In this episode, we're joined by Nate Hare. Nate is the Executive Vice President at Quest Trust Company, a company that serves self-directed IRAs, 401(k)s, and other retirement accounts that allow you to invest in alternative assets such as real estate. Nate was also a speaker at the 2020 Tax and Legal Summit. Nate's focus at Quest Trust is dealing with investors who buy real estate and lend within retirement accounts.
Today we discuss the various aspects of retirement accounts including the difference between a self-directed and regular retirement account, what you can invest in with a self-directed account, general questions he always gets, why the Unrelated Business Income Tax (UBIT) is often a non-issue, the strangest investments Nate has ever seen, and much more.
Self-Directed vs Traditional IRAs
Self-directed is really a marketing term. By rule, all IRAs are the same. The only difference is the type of assets that the managing company allows the investor to hold. The IRS allows for very diverse holdings in an IRA - traditional IRA providers only hold stocks and bonds because that's the easiest and most broad was for them to make money. At Quest, they allow the holding of any assets as long as the investor finds the asset them self. That includes real estate and hard money loans. If you want to hold non-traditional assets in an IRA, you must find a plan administrator that handles these investments.
Contributions depend on the types of IRAs, there are 3 categories.
Personal plans (traditional and Roth IRAs): $6000/year if under 50 years old, $7000/year if over 50 years old.
Employer plans: You may want to speak with your CPA about contributions to an employer plan. This is generally based on reported income. They'll look at Schedule C. This is a calculation based on income, generally up to 25% of a salary up to $57,000.
Specialty plans (health savings and education accounts): $3,500/year pre-tax for health savings (individual) and $7000/year pre-tax for a family. Contributions can be up to $2000 per child per year for education accounts
Categories: Tax Deductions vs Growth
The SEP (Simplified Employee Pension) IRA, Traditional IRA, and Health Savings account weigh heavier on the tax deductions side.
If growth is more important, then Roth IRA and Education Savings Accounts are great.
Unrelated Debt Financed Income (UDFI)
When an IRA makes an investment that's taxable to the IRA, UDFI is generated This occurs when an IRA borrows money for the investment. There is a tax on this. If you're buying debt-leveraged property in a 401(k), you're exempt from this UDFI.
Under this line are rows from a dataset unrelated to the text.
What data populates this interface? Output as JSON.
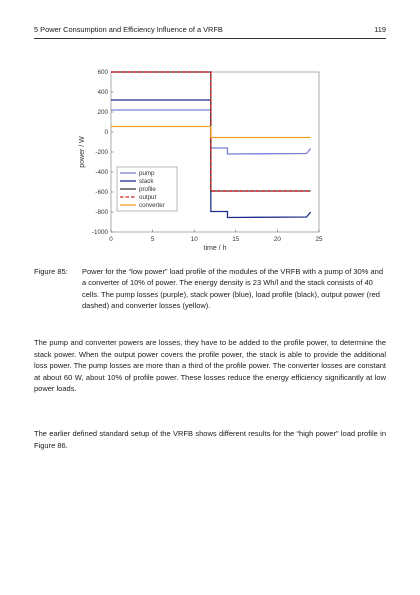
{
  "header": {
    "chapter": "5 Power Consumption and Efficiency Influence of a VRFB",
    "page_number": "119"
  },
  "figure": {
    "label": "Figure 85:",
    "caption": "Power for the “low power” load profile of the modules of the VRFB with a pump of 30% and a converter of 10% of power. The energy density is 23 Wh/l and the stack consists of 40 cells. The pump losses (purple), stack power (blue), load profile (black), output power (red dashed) and converter losses (yellow)."
  },
  "paragraphs": [
    "The pump and converter powers are losses, they have to be added to the profile power, to determine the stack power. When the output power covers the profile power, the stack is able to provide the additional loss power. The pump losses are more than a third of the profile power. The converter losses are constant at about 60 W, about 10% of profile power. These losses reduce the energy efficiency significantly at low power loads.",
    "The earlier defined standard setup of the VRFB shows different results for the “high power” load profile in Figure 86."
  ],
  "chart_data": {
    "type": "line",
    "xlabel": "time / h",
    "ylabel": "power / W",
    "xlim": [
      0,
      25
    ],
    "ylim": [
      -1000,
      600
    ],
    "xticks": [
      0,
      5,
      10,
      15,
      20,
      25
    ],
    "yticks": [
      600,
      400,
      200,
      0,
      -200,
      -400,
      -600,
      -800,
      -1000
    ],
    "grid": false,
    "legend_position": "bottom-left",
    "series": [
      {
        "name": "pump",
        "color": "#7b7fd6",
        "style": "solid",
        "x": [
          0,
          12,
          12,
          14,
          14,
          23.5,
          24
        ],
        "y": [
          220,
          220,
          -160,
          -160,
          -220,
          -215,
          -165
        ]
      },
      {
        "name": "stack",
        "color": "#1f2f8f",
        "style": "solid",
        "x": [
          0,
          12,
          12,
          14,
          14,
          23.5,
          24
        ],
        "y": [
          320,
          320,
          -795,
          -795,
          -855,
          -850,
          -800
        ]
      },
      {
        "name": "profile",
        "color": "#3a3a3a",
        "style": "solid",
        "x": [
          0,
          12,
          12,
          24
        ],
        "y": [
          600,
          600,
          -590,
          -590
        ]
      },
      {
        "name": "output",
        "color": "#d8242a",
        "style": "dashed",
        "x": [
          0,
          12,
          12,
          24
        ],
        "y": [
          600,
          600,
          -590,
          -590
        ]
      },
      {
        "name": "converter",
        "color": "#f0a020",
        "style": "solid",
        "x": [
          0,
          12,
          12,
          24
        ],
        "y": [
          55,
          55,
          -55,
          -55
        ]
      }
    ]
  }
}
People shouldn't be scared of the tax, just aware of the tax. You may not even have to think of the tax for several years. Some deals are structured in a way that payments or profit won't be realized for a few years. When it comes to selling the property, that's when the UDFI needs to be calculated when figuring out the capital gains that need to be realized by the IRA.
Capital gains in an IRA are only paid based on the debt-leveraged percentage at the time of sale and the 12 months prior. Over time, the debt leveraged percentage is reduced by paying down the mortgage and by property appreciation. In a perfect world, if the loan is paid off fully for a year before the asset is sold, then the capital gains would be zero. Quest Trust has a debt leveraged presentation to walk through this to help understand the cash on cash return side.
How do Banks Lend to IRAs?
Traditional banks don't lend to IRAs. There are banks that have found the niche of asset-based loans. They don't qualify it on income or credit, they qualify on equity. This generally involves a larger down payment, 30%-35%. This is a non-recourse loan, meaning that the bank only has claim to the asset, the property or land. These banks generally like to lend on income-producing property. Community banks are much more flexible and willing to work outside of the box than big banks.
Craziest SDIRA Investments
Nate has seen a client investing in horse sperm in Texas! He has also seen a client buy empty soy sauce bottles for resale. Some clients own restaurants or an ice cream shop. One client even owns a thoroughbred racehorse.
If you can hold title to something, it can be owned in a SDIRA, outside of life insurance contracts and collectibles.
Upon death, the IRA turns into an inherited IRA that is passed to the listed beneficiaries. With Inherited IRAs, the beneficiary can still live tax free off of the profits in that account. If you can accumulate rental property in a SD Roth IRA, this remains a tax-free vehicle. Those assets are still owned by an inherited Roth IRA and the same tax rules still apply.